Learning to manage and decrease stress isn’t an innate skill—it’s a learned one, and something all parents should prioritize. However, just like everything you want to teach your kids, modeling good behavior is one of the most effective ways to ensure this habit sticks. Do as I do, not as I say, is a mantra that many parents try to embrace. If you want to make stress relief a part of your kids’ lives, it starts with you.
Fortunately, modeling good behavior and talking openly about stress will help you, too. You likely already have some unhealthy coping mechanisms, and your kids have already picked up on that. Maybe it’s stress eating, binging television, or abusing alcohol. It’s not too late to reverse that damage. Here are a few ways to help your children learn to manage stress, includin theg many ways you can do so together:
- Choose a healthy activity to do together. Maybe it’s a dance class, yoga, or outdoor hiking club. Movement and increasing the heart rate releases endorphins and instantly decreases stress. You already know that you have a clearer mind when you raise your heart rate with an activity you love. As schools are cutting PE classes and reducing recess time, it’s up to parents to prioritize daily movement.
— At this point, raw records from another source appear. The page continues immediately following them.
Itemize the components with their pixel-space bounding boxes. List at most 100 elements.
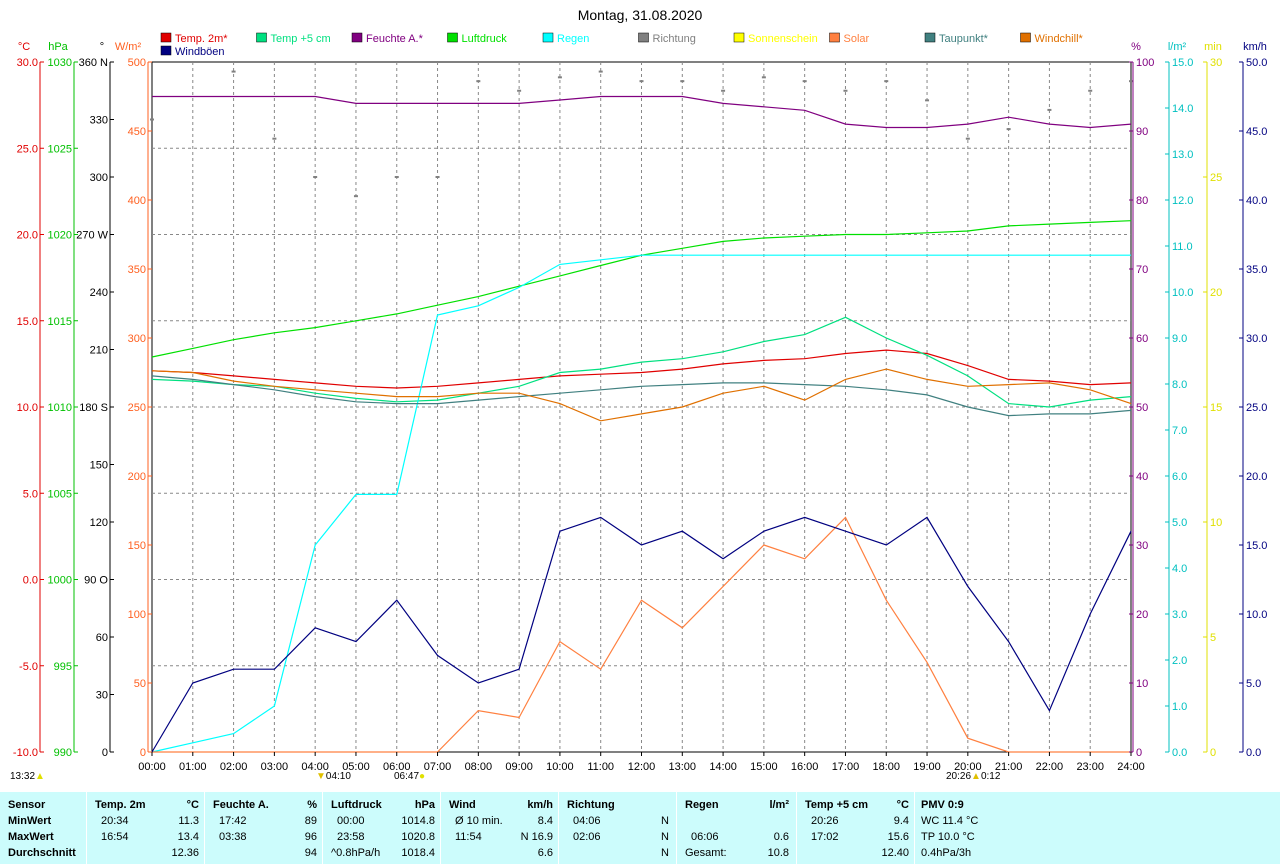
stats-dewpoint: TP 10.0 °C	[921, 831, 975, 843]
direction-mark	[925, 99, 930, 102]
x-tick-label: 09:00	[505, 761, 533, 773]
x-tick-label: 11:00	[587, 761, 614, 773]
stats-rain-max-value: 0.6	[773, 831, 789, 843]
series-line	[151, 316, 1132, 408]
sunset-icon: ▲	[971, 771, 981, 782]
stats-direction-min-value: N	[661, 815, 669, 827]
axis-label-rain: 15.0	[1172, 57, 1193, 69]
legend-swatch	[829, 32, 840, 43]
stats-humidity-min-value: 89	[304, 815, 317, 827]
axis-label-rain: 1.0	[1172, 701, 1187, 713]
axis-label-direction: 150	[90, 460, 108, 472]
stats-avg-label: Durchschnitt	[8, 847, 76, 859]
stats-rain-total-value: 10.8	[767, 847, 789, 859]
x-tick-label: 14:00	[709, 761, 737, 773]
legend-swatch	[447, 32, 458, 43]
direction-mark	[435, 176, 440, 178]
stats-pressure-max-time: 23:58	[337, 831, 365, 843]
axis-label-direction: 60	[96, 632, 108, 644]
axis-unit-direction: °	[100, 41, 104, 53]
x-tick-label: 07:00	[424, 761, 452, 773]
x-tick-label: 08:00	[465, 761, 493, 773]
axis-label-humidity: 70	[1136, 264, 1148, 276]
direction-mark	[965, 137, 970, 140]
grid	[151, 61, 1132, 753]
stats-temp-max-time: 16:54	[101, 831, 129, 843]
series-lines	[151, 95, 1132, 753]
series-line	[151, 220, 1132, 358]
stats-temp-avg-value: 12.36	[171, 847, 199, 859]
sunset-time: 20:26	[946, 771, 972, 782]
legend-label: Windchill*	[1035, 33, 1084, 45]
direction-mark	[476, 80, 481, 83]
time-axis: 00:00 01:00 02:00 03:00 04:00 05:00 06:00 07:00…	[138, 752, 1145, 773]
axis-label-humidity: 0	[1136, 747, 1142, 759]
axis-label-sunshine: 10	[1210, 517, 1222, 529]
axis-label-humidity: 20	[1136, 609, 1148, 621]
stats-direction-max-time: 02:06	[573, 831, 601, 843]
axis-label-temp: 20.0	[17, 230, 38, 242]
left-axes: 30.0 25.0 20.0 15.0 10.0 5.0 0.0 -5.0 -10.0 1030 1…	[13, 57, 152, 759]
axis-unit-temp: °C	[18, 41, 30, 53]
weather-chart: Montag, 31.08.2020 Temp. 2m* Temp +5 cm Fe…	[13, 7, 1268, 773]
axis-label-sunshine: 25	[1210, 172, 1222, 184]
stats-direction-col: Richtung 04:06 N 02:06 N N	[558, 792, 677, 864]
stats-humidity-max-time: 03:38	[219, 831, 247, 843]
stats-rain-header: Regen	[685, 799, 719, 811]
stats-wind-max-time: 11:54	[455, 831, 482, 843]
axis-label-wind: 15.0	[1246, 540, 1267, 552]
axis-label-humidity: 90	[1136, 126, 1148, 138]
axis-label-rain: 13.0	[1172, 149, 1193, 161]
stats-pressure-min-time: 00:00	[337, 815, 365, 827]
axis-label-rain: 11.0	[1172, 241, 1193, 253]
direction-mark	[1006, 128, 1011, 131]
legend-label: Luftdruck	[462, 33, 508, 45]
x-tick-label: 16:00	[791, 761, 819, 773]
axis-label-solar: 150	[128, 540, 146, 552]
axis-label-direction: 360 N	[79, 57, 108, 69]
axis-label-solar: 350	[128, 264, 146, 276]
stats-rain-col: Regen l/m² 06:06 0.6 Gesamt: 10.8	[676, 792, 797, 864]
legend-swatch	[733, 32, 745, 43]
axis-unit-pressure: hPa	[48, 41, 68, 53]
stats-windchill: WC 11.4 °C	[921, 815, 979, 827]
stats-wind-avg10-label: Ø 10 min.	[455, 815, 503, 827]
axis-label-temp: 5.0	[23, 488, 38, 500]
axis-label-pressure: 1005	[48, 488, 72, 500]
direction-mark	[761, 76, 766, 79]
axis-label-direction: 330	[90, 115, 108, 127]
legend-swatch	[1020, 32, 1031, 43]
axis-label-wind: 30.0	[1246, 333, 1267, 345]
series-line	[151, 516, 1132, 753]
legend-swatch	[542, 32, 554, 43]
direction-mark	[231, 70, 236, 73]
axis-label-humidity: 50	[1136, 402, 1148, 414]
legend-label: Sonnenschein	[748, 33, 818, 45]
legend-swatch	[638, 32, 649, 43]
direction-mark	[598, 70, 603, 73]
stats-humidity-max-value: 96	[304, 831, 317, 843]
stats-sensor-col: Sensor MinWert MaxWert Durchschnitt	[0, 792, 86, 864]
legend-label: Temp. 2m*	[175, 33, 228, 45]
stats-pressure-avg-value: 1018.4	[401, 847, 435, 859]
axis-label-sunshine: 0	[1210, 747, 1216, 759]
axis-label-solar: 250	[128, 402, 146, 414]
axis-label-rain: 7.0	[1172, 425, 1187, 437]
stats-pressure-max-value: 1020.8	[401, 831, 435, 843]
stats-rain-max-time: 06:06	[691, 831, 719, 843]
direction-mark	[272, 137, 277, 140]
direction-mark	[1129, 80, 1133, 83]
sun-left-label: 13:32▲	[10, 771, 45, 782]
x-tick-label: 13:00	[669, 761, 697, 773]
stats-temp5-col: Temp +5 cm °C 20:26 9.4 17:02 15.6 12.40	[796, 792, 915, 864]
stats-humidity-avg-value: 94	[304, 847, 317, 859]
stats-temp5-max-value: 15.6	[887, 831, 909, 843]
direction-mark	[680, 80, 685, 83]
sunrise-time: 04:10	[325, 771, 351, 782]
axis-units: °C hPa ° W/m²% l/m² min km/h	[18, 41, 1267, 53]
sun-icon: ▲	[35, 771, 45, 782]
series-line	[152, 95, 1132, 129]
axis-label-solar: 50	[134, 678, 146, 690]
stats-pmv-col: PMV 0:9 WC 11.4 °C TP 10.0 °C 0.4hPa/3h	[914, 792, 1280, 864]
direction-mark	[802, 80, 807, 83]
- Make talk therapy part of family time. Talk therapy doesn’t necessarily have to include a therapist (although it can). Prioritizing talking with children openly and honestly, and without the distraction of screens, can be a challenge well worth the effort. Whether it’s during dinner time, on the car ride to school, or any other time that works for you, make it a daily habit. Children will open up more if parents do the same. Practice toeing the line between transparency and keeping that parent-child line intact.
- Schedule family therapy sessions. mental health is just as important as physical health. You wouldn’t skip taking your child to the doctor or dentist, so why skimp on mental health? It might take some trial and error to find a child and family therapist that works for your family and child, but it’s worth the effort. You may be recommended to try family group counseling or perhaps your child would benefit from one-on-one sessions (or both!). Having an unbiased, trusted, third-party professional to talk to can make a world of difference in stress management.
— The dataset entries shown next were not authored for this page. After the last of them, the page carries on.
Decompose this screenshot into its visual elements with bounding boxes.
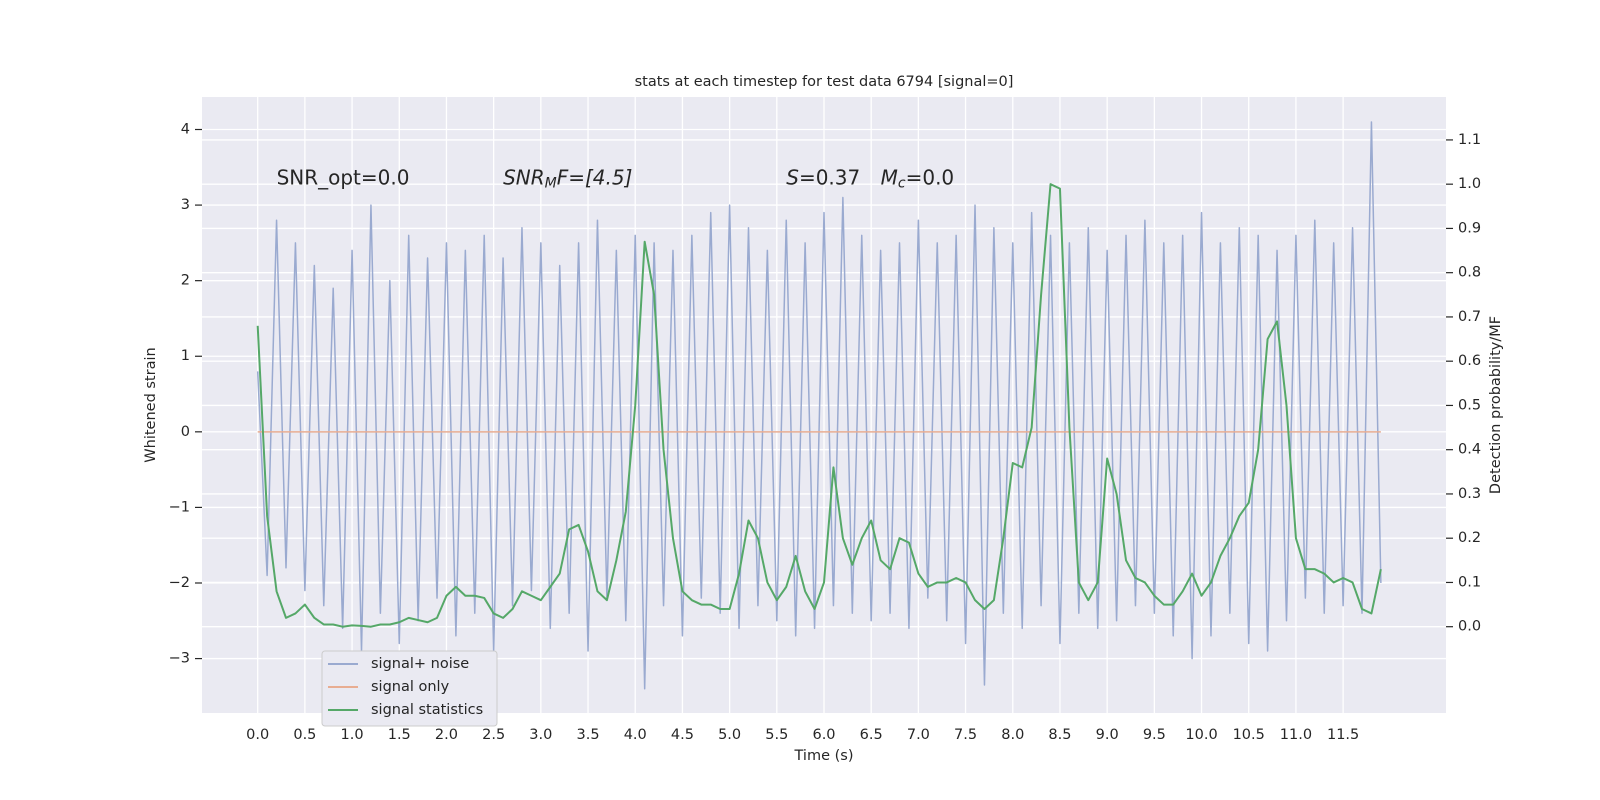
x-tick-label: 10.0 [1185,727,1217,743]
series-line [256,183,1382,628]
y-tick-label: −1 [169,499,190,515]
x-tick-label: 7.0 [907,727,930,743]
x-tick-label: 1.0 [341,727,364,743]
y2-tick-label: 0.4 [1458,442,1481,458]
y2-tick-label: 0.9 [1458,220,1481,236]
x-tick-label: 6.0 [812,727,835,743]
y-tick-label: 3 [181,197,190,213]
annotation-part: c [898,176,906,192]
legend-label: signal+ noise [371,656,469,672]
x-tick-label: 6.5 [860,727,883,743]
y2-tick-label: 1.1 [1458,132,1481,148]
y2-tick-label: 0.8 [1458,265,1481,281]
y2-tick-label: 0.3 [1458,486,1481,502]
x-tick-label: 2.0 [435,727,458,743]
y-tick-label: 4 [181,122,190,138]
legend-label: signal only [371,679,450,695]
y2-tick-label: 0.7 [1458,309,1481,325]
y-tick-label: −3 [169,651,190,667]
y-tick-label: 1 [181,348,190,364]
x-tick-label: 11.5 [1327,727,1359,743]
y2-tick-label: 0.5 [1458,397,1481,413]
x-tick-label: 3.5 [577,727,600,743]
y-tick-label: 2 [181,273,190,289]
annotation-part: M [545,176,557,192]
annotation-part: S [786,165,799,189]
x-tick-label: 9.5 [1143,727,1166,743]
x-tick-label: 4.0 [624,727,647,743]
x-tick-label: 0.5 [293,727,316,743]
annotation-part: =0.0 [906,165,955,189]
annotation: SNR_opt=0.0 [277,165,410,189]
y-tick-label: 0 [181,424,190,440]
legend-box [321,650,498,727]
annotation-part: =0.37 [799,165,860,189]
annotation-part: M [881,165,898,189]
y-tick-label: −2 [169,575,190,591]
x-tick-label: 8.5 [1048,727,1071,743]
x-tick-label: 11.0 [1280,727,1312,743]
x-tick-label: 2.5 [482,727,505,743]
y2-tick-label: 1.0 [1458,176,1481,192]
x-tick-label: 3.0 [529,727,552,743]
x-tick-label: 0.0 [246,727,269,743]
x-tick-label: 5.5 [765,727,788,743]
x-tick-label: 10.5 [1233,727,1265,743]
chart-title: stats at each timestep for test data 679… [635,74,1014,90]
y-axis-label: Whitened strain [143,347,159,462]
y2-tick-label: 0.0 [1458,619,1481,635]
y2-tick-label: 0.1 [1458,574,1481,590]
x-tick-label: 1.5 [388,727,411,743]
annotation: SNRMF=[4.5] [503,165,632,192]
y2-tick-label: 0.6 [1458,353,1481,369]
x-tick-label: 8.0 [1001,727,1024,743]
y2-axis-label: Detection probability/MF [1488,316,1504,494]
series-line [256,121,1382,690]
x-tick-label: 7.5 [954,727,977,743]
annotation: S=0.37 [786,165,860,189]
x-tick-label: 4.5 [671,727,694,743]
annotation-part: F=[4.5] [557,165,633,189]
annotation-part: SNR [503,165,545,189]
x-tick-label: 5.0 [718,727,741,743]
annotation-part: SNR_opt=0.0 [277,165,410,189]
x-tick-label: 9.0 [1096,727,1119,743]
annotation: Mc=0.0 [881,165,955,192]
x-axis-label: Time (s) [794,748,854,764]
legend-label: signal statistics [371,702,483,718]
y2-tick-label: 0.2 [1458,530,1481,546]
- Teach your children how to say no. Again, this is a behavior that should be modeled. It’s tempting to pack your child’s schedule with activities, especially if they’re free or seem like a great way to increase their odds of success. Kids pick up on parents desires and may say they want to do a certain activity even if they don’t. Make sure rest, fun, and play are “scheduled” into your child’s calendar. Turning down some invitations or dropping a few hobbies or classes may be in their best interest.
- Practice reasonable benchmarks for success. Do you demand that your child get a certain grade or achieve a certain level of success in a sport or hobby? It’s easy to mix up unrealistic demands with what parents perceive as encouragement. Especially with younger children, constantly striving towards these perceived demands can be highly stressful. Instead of using words like “you should” or “you can,” appreciate the attempts your child has already made. For instance, “I liked it when you did…” can be much more effective and less stressful.
Stress is a part of everyone’s life, but parents have the power to reduce some of it for their children. Since stress is linked to a variety of conditions and diseases, it’s paramount to start teaching and modeling stress reduction techniques at a young age.